Se référant à la fois à la NEP de Lénine, au modèle de l'économie soviétique planifiée et aux théoriciens de l'économie nationale et du socialisme d'Etat comme Friedrich List, Adolph Wagner et surtout Werner Sombart, les éditeurs de Kadro refusent le libéralisme économique. Tout en se démarquant des idées de Ziya Gökalp et des unionistes, ils défendent la conception selon laquelle la bourgeoisie doit être contrôlée par l'Etat. A ce titre, ils mettent en avant la nécessité de trouver une troisième voie entre le capitalisme et le socialisme. Défendant l'étatisme économique, ils ne sont pas contre le secteur privé mais estiment que l'Etat doit décider où le secteur privé investit."

Zaki Laïdi, introduction : "A quoi sert l'Union soviétique ?", in Zaki Laïdi (dir.), L'URSS vue du Tiers Monde, Paris, Karthala, 1984, p. 24 :

"En effet, l'hostilité de la Turquie aux puissances occidentales, la priorité accordée au développement économique impulsé par l'Etat ou la recherche d'une légitimité séculière par le pouvoir kémaliste auraient pu faciliter l'ancrage partiel d'une référence de type soviétique dans ce pays. C'est là d'ailleurs une hypothèse qui n'est pas totalement gratuite lorsqu'on se rapporte aux efforts du groupe kadro pour étendre à la Turquie kémaliste les pratiques soviétiques du développement planifié."

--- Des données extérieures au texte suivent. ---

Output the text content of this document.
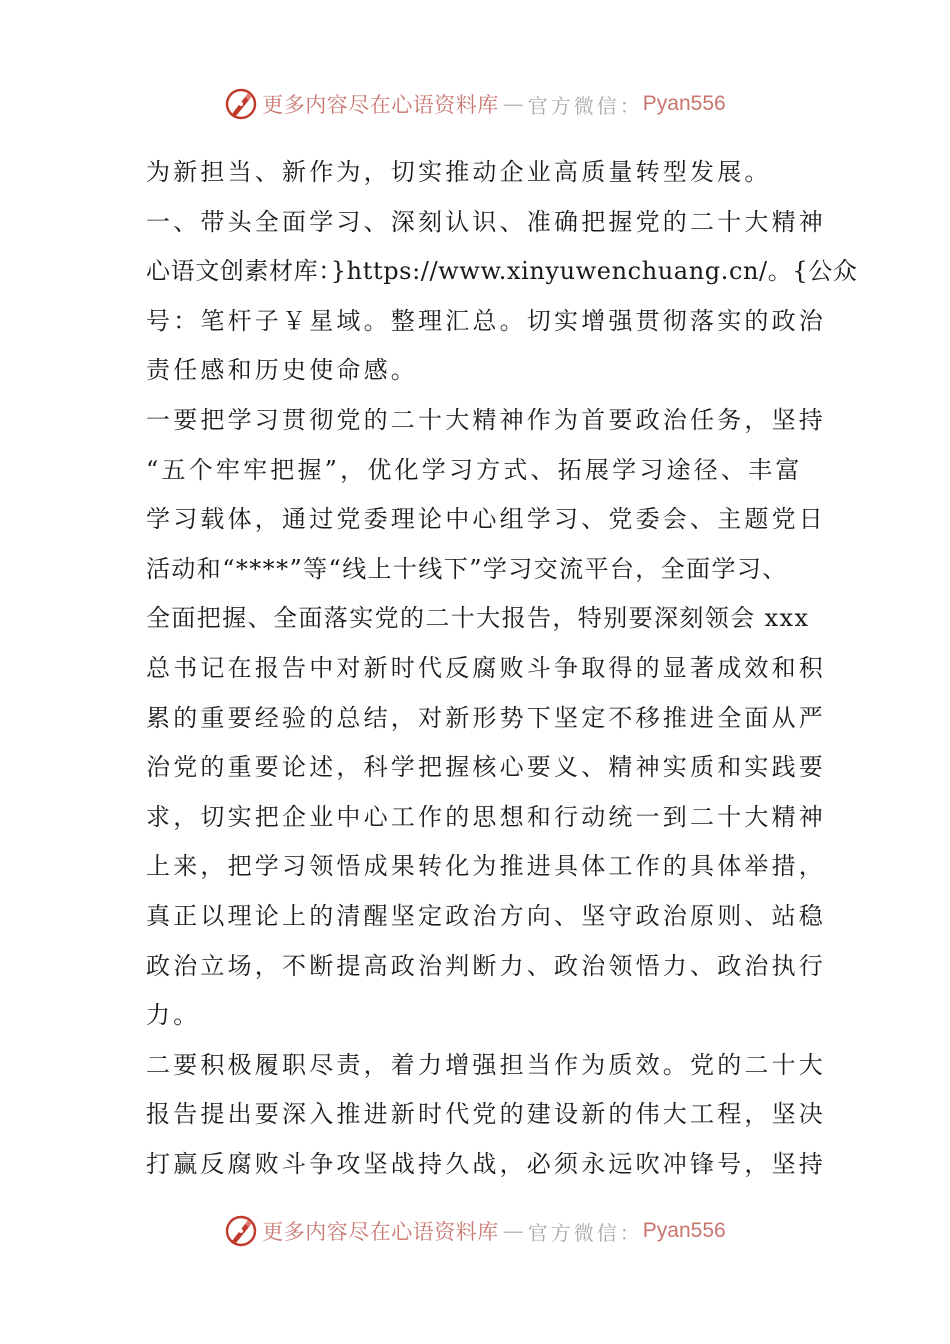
更多内容尽在心语资料库 — 官方微信： Pyan556
为新担当、新作为，切实推动企业高质量转型发展。
一、带头全面学习、深刻认识、准确把握党的二十大精神
心语文创素材库：}https://www.xinyuwenchuang.cn/。{公众
号：笔杆子￥星域。整理汇总。切实增强贯彻落实的政治
责任感和历史使命感。
一要把学习贯彻党的二十大精神作为首要政治任务，坚持
“五个牢牢把握”，优化学习方式、拓展学习途径、丰富
学习载体，通过党委理论中心组学习、党委会、主题党日
活动和“****”等“线上十线下”学习交流平台，全面学习、
全面把握、全面落实党的二十大报告，特别要深刻领会 xxx
总书记在报告中对新时代反腐败斗争取得的显著成效和积
累的重要经验的总结，对新形势下坚定不移推进全面从严
治党的重要论述，科学把握核心要义、精神实质和实践要
求，切实把企业中心工作的思想和行动统一到二十大精神
上来，把学习领悟成果转化为推进具体工作的具体举措，
真正以理论上的清醒坚定政治方向、坚守政治原则、站稳
政治立场，不断提高政治判断力、政治领悟力、政治执行
力。
二要积极履职尽责，着力增强担当作为质效。党的二十大
报告提出要深入推进新时代党的建设新的伟大工程，坚决
打赢反腐败斗争攻坚战持久战，必须永远吹冲锋号，坚持
更多内容尽在心语资料库 — 官方微信： Pyan556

Semih Vaner, "La Turquie, la Grèce et les grandes puissances : l'une contre l'autre, trois contre une ou chacune pour soi ?", in Semih Vaner (dir.), Le Différend gréco-turc, Paris, L'Harmattan, 1988, p. 175 :

"Il [Mustafa Kemal] avait obtenu de l'Union soviétique de Lénine, confrontée pourtant à d'immenses privations, une aide économique et militaire précieuse. Certains intellectuels regroupés autour du mouvement Kadro, conseillers écoutés de Kemal, s'inspireront même du modèle soviétique dans la construction du nouvel Etat (pour sa planification économique notamment) formé sur les décombres de l'Empire ottoman et dont le nationalisme turc sera le pilier fondamental."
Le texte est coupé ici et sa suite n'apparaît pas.